Fission's Environment CRD failed to validate or filter dangerous Kubernetes pod security fields (`hostPID`, `hostNetwork`, `privileged`), allowing namespace users with basic create/update RBAC to spawn host-privileged pods and escape to node compromise. Pod Security Admission bypass due to missing namespace labels amplified the risk.

S
Sebastion

CVE References

Affected

fission/fission < v1.24.0

Vulnerability Description

The vulnerability is a CRD validation bypass leading to arbitrary pod spec injection. Fission's Environment custom resource definition exposed spec.runtime.podSpec and spec.builder.podSpec fields intended for legitimate pod customization. However, the merge logic propagated security-critical pod attributes (hostNetwork, hostPID, hostIPC, container privileged mode, and serviceAccountName) without any filtering or admission validation. The Environment.Validate() webhook performed no checks on these fields, creating an unguarded escalation path from namespace-level RBAC (environments.fission.io create/update) to node-level compromise.
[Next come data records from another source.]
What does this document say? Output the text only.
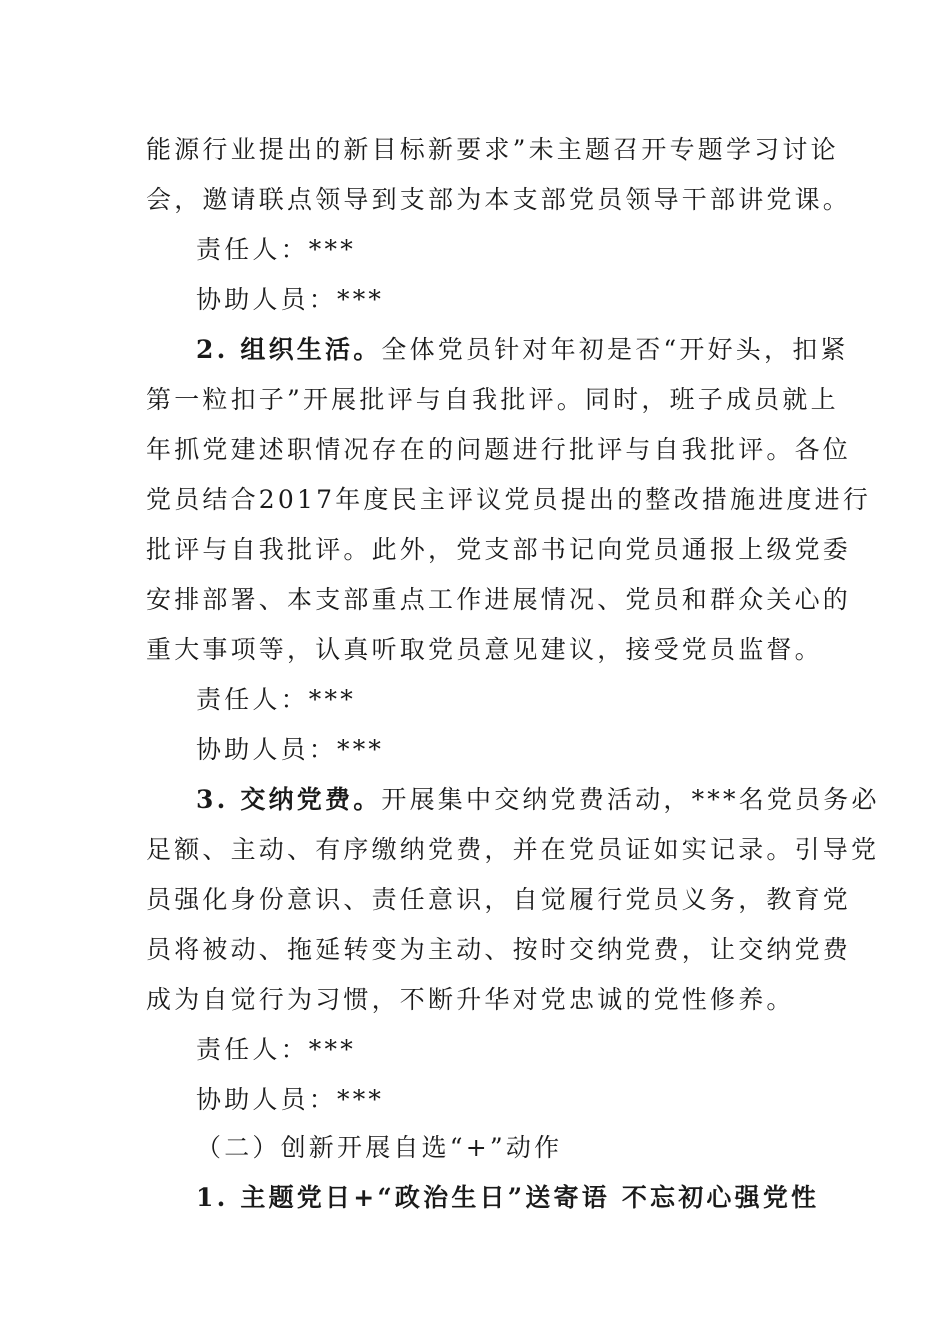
能源行业提出的新目标新要求”未主题召开专题学习讨论
会，邀请联点领导到支部为本支部党员领导干部讲党课。
责任人：***
协助人员：***
2. 组织生活。全体党员针对年初是否“开好头，扣紧
第一粒扣子”开展批评与自我批评。同时，班子成员就上
年抓党建述职情况存在的问题进行批评与自我批评。各位
党员结合2017年度民主评议党员提出的整改措施进度进行
批评与自我批评。此外，党支部书记向党员通报上级党委
安排部署、本支部重点工作进展情况、党员和群众关心的
重大事项等，认真听取党员意见建议，接受党员监督。
责任人：***
协助人员：***
3. 交纳党费。开展集中交纳党费活动，***名党员务必
足额、主动、有序缴纳党费，并在党员证如实记录。引导党
员强化身份意识、责任意识，自觉履行党员义务，教育党
员将被动、拖延转变为主动、按时交纳党费，让交纳党费
成为自觉行为习惯，不断升华对党忠诚的党性修养。
责任人：***
协助人员：***
（二）创新开展自选“+”动作
1. 主题党日+“政治生日”送寄语 不忘初心强党性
PoC Significance & Preconditions

An attacker requires only create or update permissions on environments.fission.io resources within a namespace—a role far less privileged than cluster-admin. The PoC demonstrates that by crafting a malicious Environment resource containing hostPID: true, hostNetwork: true, and privileged: true in the podspec, the admission controller would accept and merge these fields into actual Kubernetes pod specifications scheduled on worker nodes. No exploitation complexity exists; the vulnerability is reliably exploitable by any authenticated namespace user. The additional failure to apply Pod Security Admission labels (pod-security.kubernetes.io/enforce: restricted) to the fission-function and fission-builder namespaces during Helm chart installation removed a secondary containment layer.

Detection Guidance

Defenders should:

  • Audit Environment CRDs: Query all environments.fission.io resources for hostPID, hostNetwork, hostIPC, or privileged fields in spec.runtime.podSpec or spec.builder.podSpec using kubectl get environments -o json | jq '.items[] | select(.spec.runtime.podSpec.hostPID==true or .spec.builder.podSpec.hostPID==true)'.
  • Monitor pod creation: Alert on pods created in fission-function or fission-builder namespaces with hostPID, hostNetwork, or securityContext.privileged: true.
  • RBAC audit logs: Review audit.k8s.io logs for create/update verbs on environments resources; correlate to subsequent pod creation events.
  • Node escape indicators: Monitor for nsenter, unshare, or host filesystem mounts (/proc/1/root, /host) from containers in Fission namespaces.

Mitigation Steps

  1. Immediate: Upgrade to Fission v1.24.0 or later, which implements admission denylist validation.
  2. Short-term workaround (pre-patch): Apply Pod Security Admission labels to affected namespaces: kubectl label namespace fission-function fission-builder pod-security.kubernetes.io/enforce=restricted.
  3. RBAC hardening: Restrict environments.fission.io create/update to service accounts and users who absolutely require it; use least-privilege role bindings.
  4. Admission controller: Deploy a validating webhook (before patch) that rejects any Environment with security-sensitive pod fields set.
  5. Network policies: Isolate Fission namespaces from host network access using Kubernetes NetworkPolicies.

Risk Assessment

This vulnerability has high exploitation likelihood in mixed-trust environments (multi-tenant clusters or those with delegated namespace management). Threat actors with namespace-level access—common in CI/CD platforms, managed Kubernetes services, or compromised applications—can directly escalate to node root. Cloud-native threat actors actively target Kubernetes control-plane escapes; node compromise enables lateral movement to metadata services, kubelet APIs, and cluster federation. Organizations running Fission on shared or untrusted infrastructure should treat this as an immediate patch priority. The combination of low exploitation complexity, pre-patch missing validation, and high blast radius (full node compromise) makes this a critical risk.